Ambar Arum Putri Hapsari
mahasiswa Universitas STEKOM, BERITA CINTAMenulis di Beritacinta, saya berbagi cerita, tips, dan inspirasi seputar cinta dan hubungan. Semoga tulisan-tulisan di sini bisa menemani dan memberi warna di perjalanan cinta kamu.
aku sering melihat cerita yang sama berulang. Cowo yang pulang dengan kepala penuh target, tanggung jawab, dan tekanan, lalu disambut dengan tuduhan kurang perhatian. Bukan karena dia tidak sayang, tapi karena waktunya habis dipakai bertahan hidup. Sayangnya, hal ini jarang dipahami.
Banyak cewe merasa diabaikan saat pesan dibalas singkat, telepon jarang, atau jadwal ketemu terus tertunda. Dari luar, ini terlihat seperti kurang usaha. Tapi dari sisi cowo, ini sering kali bukan soal pilihan, melainkan keadaan.
Sebagian besar cowo tumbuh dengan tuntutan untuk kuat dan bertanggung jawab. Saat bekerja, fokus mereka bukan cuma hari ini, tapi juga besok dan lusa. Ada beban soal karier, finansial, dan ekspektasi menjadi sosok yang bisa diandalkan. Semua itu menyita energi, bahkan sebelum hari benar-benar dimulai.
Ketika cewe ngambek atau menuntut perhatian berlebih, cowo sering kali bingung harus bagaimana. Bukan karena tidak peduli, tapi karena kelelahan sudah lebih dulu menguasai. Di titik ini, cowo kerap memilih diam, yang sayangnya sering disalahartikan sebagai tidak peduli.
Yang jarang terlihat, banyak cowo merasa bersalah diam-diam. Mereka tahu pasangannya butuh hadir, tapi juga tahu pekerjaannya tidak bisa ditinggalkan begitu saja. Dilema ini membuat cowo terjebak antara cinta dan tanggung jawab.
Masalah muncul saat komunikasi berubah jadi tuduhan.
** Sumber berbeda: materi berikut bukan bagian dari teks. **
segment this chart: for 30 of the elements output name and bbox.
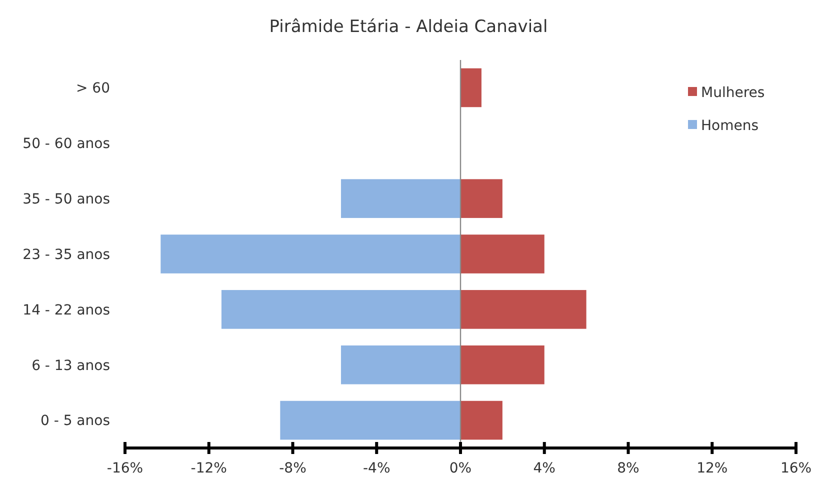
bar [460, 290, 586, 329]
bar [460, 345, 544, 384]
x-tick-label: 8% [617, 460, 640, 476]
y-tick-label: 6 - 13 anos [32, 358, 110, 374]
legend-label: Homens [701, 118, 759, 134]
y-tick-label: 14 - 22 anos [22, 302, 110, 318]
x-tick-label: -4% [362, 460, 390, 476]
x-tick-label: 0% [449, 460, 472, 476]
bar [340, 179, 460, 218]
bar [460, 400, 502, 440]
y-tick-label: 0 - 5 anos [40, 413, 110, 430]
y-tick-label: 35 - 50 anos [22, 191, 110, 208]
bar [460, 179, 502, 218]
bar [460, 68, 482, 108]
x-tick-label: 12% [696, 460, 728, 476]
chart-title: Pirâmide Etária - Aldeia Canavial [269, 17, 548, 37]
bar [460, 234, 544, 274]
x-tick-label: 4% [533, 460, 556, 476]
x-tick-label: -16% [106, 460, 144, 476]
y-tick-label: 50 - 60 anos [22, 136, 110, 152]
y-tick-label: 23 - 35 anos [22, 246, 110, 263]
x-tick-label: -8% [279, 460, 306, 476]
bar [340, 345, 460, 384]
bar [160, 234, 460, 274]
bar [280, 400, 460, 440]
legend-label: Mulheres [701, 84, 765, 101]
x-tick-label: 16% [780, 460, 812, 476]
bar [221, 290, 460, 329]
y-tick-label: > 60 [76, 80, 110, 97]
x-tick-label: -12% [190, 460, 227, 476]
Cewe merasa tidak diprioritaskan, sementara cowo merasa usahanya tidak dihargai, ini bukan soal siapa yang salah, tapi soal dua kebutuhan yang belum saling dipahami.
Cowo butuh dimengerti bahwa bekerja bukan pelarian dari hubungan, tapi bentuk usaha untuk masa depan. Cewe butuh diyakinkan bahwa sibuk bukan berarti kehilangan rasa. Jika dua hal ini tidak bertemu, yang muncul hanyalah konflik berulang.
Pesan dari persoalan ini adalah saling memahami dalam hubungan. Perhatian tidak selalu berbentuk waktu panjang, dan cinta tidak selalu hadir lewat chat tanpa jeda. Kadang, memahami keadaan pasangan adalah bentuk perhatian paling dewasa.
Hubungan yang sehat bukan tentang siapa paling sibuk atau siapa paling menuntut, tapi tentang mencari titik tengah. Saat cewe belajar memahami lelahnya cowo, dan cowo belajar menenangkan tanpa merasa terpaksa, hubungan tidak lagi jadi arena saling menyalahkan.
Karena pada akhirnya, cinta bukan soal siapa yang paling banyak memberi waktu, tapi siapa yang paling mau mengerti keadaan.